"Governo tropeça no pacote", "pontos soltos do pacote", "pacote desastroso", "governo desperdiça bônus", "pacote foi decepcionante e anúncio, desastroso, diz banqueiro", "pacote esquálido". Esses foram títulos opinativos que a Folha apresentou a seus leitores a respeito do anúncio que o ministro da Fazenda, Fernando Haddad, fez, misturando o que seriam cortes de gastos com a criação de outros, na figura da isenção de Imposto de Renda para quem ganha até R$ 5.000 por mês.
A Folha é o jornal do contraditório, do "outro lado", do benefício da dúvida, é o que está enunciado em seu Manual da Redação. Tudo bem que, quando até Haddad e a ministra do Planejamento, Simone Tebet, se mostram publicamente contrariados com os rumos do próprio pacote, pode ficar mais complicado encontrar quem o defenda por inteiro.
O anúncio mexeu negativamente com aquilo que é conhecido como o mercado, mas já havia também feito torvelinho no governo e no Partido dos Trabalhadores. Onde estarão seus defensores intransigentes para além de Lula e do comando do PT? No jornal apareceram pouco e mal.
Entre os especialistas e as entidades com autoridade para calibrar impressões, não havia vozes na Folha para advogar a favor das medidas como vieram ao mundo. Diante da enésima paulada de colunistas e entrevistados, seria necessário buscar ajustar o placar de opinião sobre o tema, que é o que acontece com tantos assuntos e coberturas.
(Na rádio CBN, a comentarista e repórter Renata Agostini fez uma exposição oportuna sobre o dilema de avaliar um desastre anunciado como o pacote desta semana: "Quando nós fazemos uma análise de que o pacote é insuficiente, não é porque nós desejamos —ou eu, no caso— que haja um corte no salário mínimo, que haja um corte no Bolsa Família. A questão é que as coisas estão relacionadas. E o governo está [cansado] de saber disso. Quando há uma alta do dólar, é porque o mercado —mercado este de que o governo depende porque tem que vender títulos da sua dívida para se refinanciar— está descrente dos compromissos fiscais do governo".)
Note-se que a Folha publicou ponderações e análises sóbrias, que não se ocupavam apenas de detonar o projeto —ou o detonavam com a devida explicação. Mas reações mais entusiasmadas a favor dele, inclusive de ex-colunistas do jornal menos inclinados à ortodoxia, ficaram de fora.
Há, e não só na Folha, uma certa ojeriza das correntes de pensamento econômico que encontram eco sobretudo na esquerda, e a fuga da ortodoxia pode ser percebida como flerte com o terraplanismo. Mas a Folha é ou deveria ser o ambiente em que ideias diferentes podem circular livremente (foi, aliás, seguindo esse princípio que o jornal deu espaço para Jair Bolsonaro publicar sua redação sobre democracia).

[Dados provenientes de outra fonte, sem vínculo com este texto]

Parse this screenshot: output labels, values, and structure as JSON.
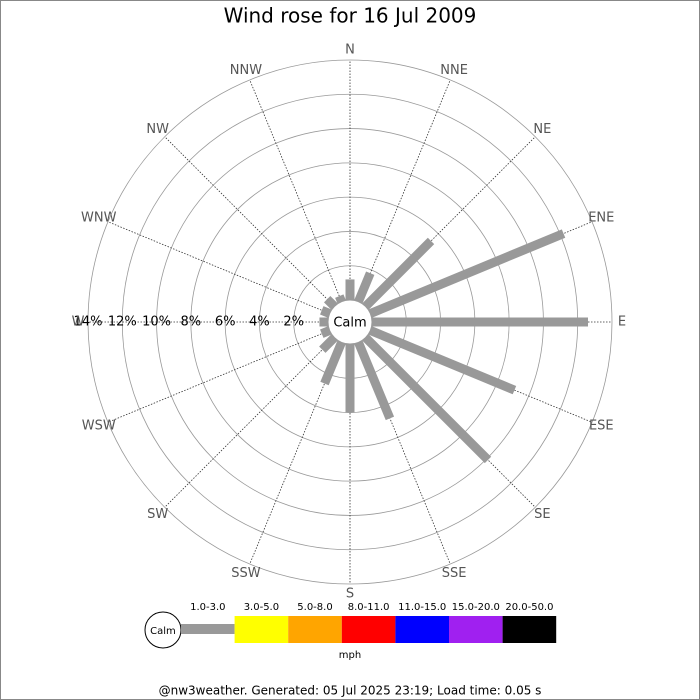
{
  "chart_data": {
    "type": "wind_rose",
    "title": "Wind rose for 16 Jul 2009",
    "directions": [
      "N",
      "NNE",
      "NE",
      "ENE",
      "E",
      "ESE",
      "SE",
      "SSE",
      "S",
      "SSW",
      "SW",
      "WSW",
      "W",
      "WNW",
      "NW",
      "NNW"
    ],
    "series": [
      {
        "name": "1.0-3.0",
        "color": "#999999",
        "values": [
          1.2,
          1.8,
          5.4,
          12.2,
          12.6,
          9.1,
          10.1,
          4.8,
          4.0,
          2.6,
          1.0,
          0.5,
          0.5,
          0.5,
          0.6,
          0.35
        ]
      }
    ],
    "legend": [
      {
        "name": "3.0-5.0",
        "color": "#ffff00"
      },
      {
        "name": "5.0-8.0",
        "color": "#ffa500"
      },
      {
        "name": "8.0-11.0",
        "color": "#ff0000"
      },
      {
        "name": "11.0-15.0",
        "color": "#0000ff"
      },
      {
        "name": "15.0-20.0",
        "color": "#a020f0"
      },
      {
        "name": "20.0-50.0",
        "color": "#000000"
      }
    ],
    "calm_label": "Calm",
    "unit": "mph",
    "rlim": [
      0,
      14
    ],
    "rticks": [
      {
        "value": 2,
        "label": "2%"
      },
      {
        "value": 4,
        "label": "4%"
      },
      {
        "value": 6,
        "label": "6%"
      },
      {
        "value": 8,
        "label": "8%"
      },
      {
        "value": 10,
        "label": "10%"
      },
      {
        "value": 12,
        "label": "12%"
      },
      {
        "value": 14,
        "label": "14%"
      }
    ],
    "footer": "@nw3weather. Generated: 05 Jul 2025 23:19; Load time: 0.05 s"
  }
}
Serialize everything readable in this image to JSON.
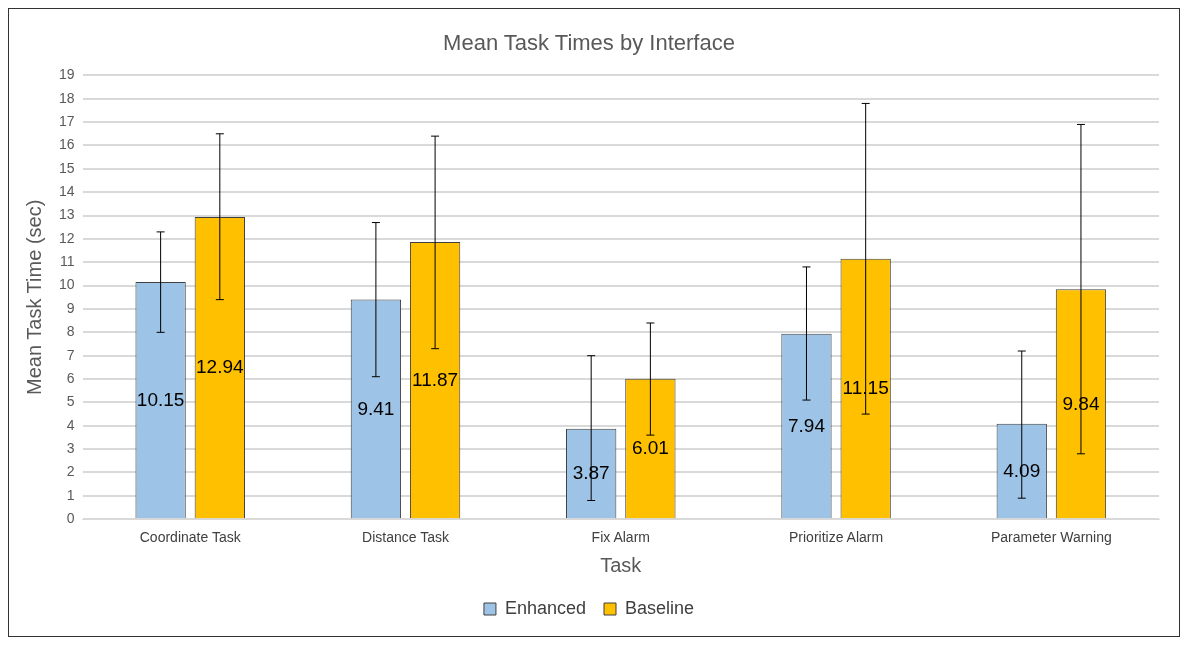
{
  "chart_data": {
    "type": "bar",
    "title": "Mean Task Times by Interface",
    "xlabel": "Task",
    "ylabel": "Mean Task Time (sec)",
    "categories": [
      "Coordinate Task",
      "Distance Task",
      "Fix Alarm",
      "Prioritize Alarm",
      "Parameter Warning"
    ],
    "series": [
      {
        "name": "Enhanced",
        "color": "#9dc3e6",
        "values": [
          10.15,
          9.41,
          3.87,
          7.94,
          4.09
        ],
        "errors": [
          [
            8.0,
            12.3
          ],
          [
            6.1,
            12.7
          ],
          [
            0.8,
            7.0
          ],
          [
            5.1,
            10.8
          ],
          [
            0.9,
            7.2
          ]
        ]
      },
      {
        "name": "Baseline",
        "color": "#ffc000",
        "values": [
          12.94,
          11.87,
          6.01,
          11.15,
          9.84
        ],
        "errors": [
          [
            9.4,
            16.5
          ],
          [
            7.3,
            16.4
          ],
          [
            3.6,
            8.4
          ],
          [
            4.5,
            17.8
          ],
          [
            2.8,
            16.9
          ]
        ]
      }
    ],
    "ylim": [
      0,
      19
    ],
    "yticks": [
      0,
      1,
      2,
      3,
      4,
      5,
      6,
      7,
      8,
      9,
      10,
      11,
      12,
      13,
      14,
      15,
      16,
      17,
      18,
      19
    ],
    "grid": "y",
    "legend": "bottom",
    "data_labels": true
  }
}
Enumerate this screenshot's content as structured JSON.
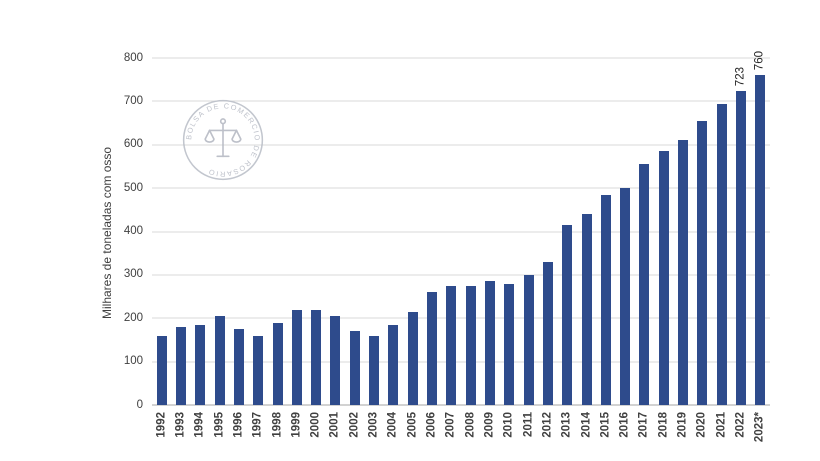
{
  "chart_data": {
    "type": "bar",
    "title": "",
    "xlabel": "",
    "ylabel": "Milhares de toneladas com osso",
    "ylim": [
      0,
      800
    ],
    "yticks": [
      0,
      100,
      200,
      300,
      400,
      500,
      600,
      700,
      800
    ],
    "grid": true,
    "legend": false,
    "bar_color": "#2e4b8c",
    "categories": [
      "1992",
      "1993",
      "1994",
      "1995",
      "1996",
      "1997",
      "1998",
      "1999",
      "2000",
      "2001",
      "2002",
      "2003",
      "2004",
      "2005",
      "2006",
      "2007",
      "2008",
      "2009",
      "2010",
      "2011",
      "2012",
      "2013",
      "2014",
      "2015",
      "2016",
      "2017",
      "2018",
      "2019",
      "2020",
      "2021",
      "2022",
      "2023*"
    ],
    "values": [
      160,
      180,
      185,
      205,
      175,
      160,
      190,
      220,
      220,
      205,
      170,
      160,
      185,
      215,
      260,
      275,
      275,
      285,
      280,
      300,
      330,
      415,
      440,
      485,
      500,
      555,
      585,
      610,
      655,
      695,
      723,
      760
    ],
    "bar_labels": {
      "2022": "723",
      "2023*": "760"
    }
  },
  "watermark": {
    "text": "BOLSA DE COMERCIO DE ROSARIO",
    "color": "#b6bac4"
  }
}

A queixa de leitores sobre o que seria uma leitura antiesquerda na cobertura econômica da Folha não é novidade. Com o pacote, ela voltou à carga.
"Sou leitor fiel do jornal mas a cobertura econômica está enviesada demais", afirma um leitor, que reconheceu melhorias e alguns ajustes de rota no segundo dia pós-pacote. Outro indagou, ainda na era pré-pacote: "O que é o mercado? Banqueiros? Analistas de corretoras?".
Acaba sendo necessário retornar periodicamente a esquadrinhar essa figura (o "mercado") convenientemente incógnita entre várias faces e humores. Para a cobertura, fazê-lo pode soar óbvio demais, mas para quem lê há diferença.
Outra leitora, ainda em outubro, deu sugestão mais radical: "Seria interessante saber o patrimônio estimado de cada entrevistado que vem dar palpite sobre gastos e finanças públicas. Algo na linha: Zezinho, diretor de investimentos da consultoria tal e com patrimônio estimado em R$ 25 milhões, defende corte de gastos públicos na saúde e Previdência. Acho que é razoável que nós, leitores, possamos entender qual é a posição financeira dessas pessoas que estão tão preocupadas com as contas públicas".
Resta evidente que não é o jornal (nem nenhum jornal) que vai parar a briga do PT e do governo entre si ou com "o mercado". Mas dedicar-se a explicar incansavelmente o que está por trás dessas e de outras refregas constitui uma das funções em que o jornalismo ainda é insubstituível. Até porque as cobranças para que medidas de saúde fiscal —e social— sejam implementadas só podem ser realizadas a partir desse conhecimento.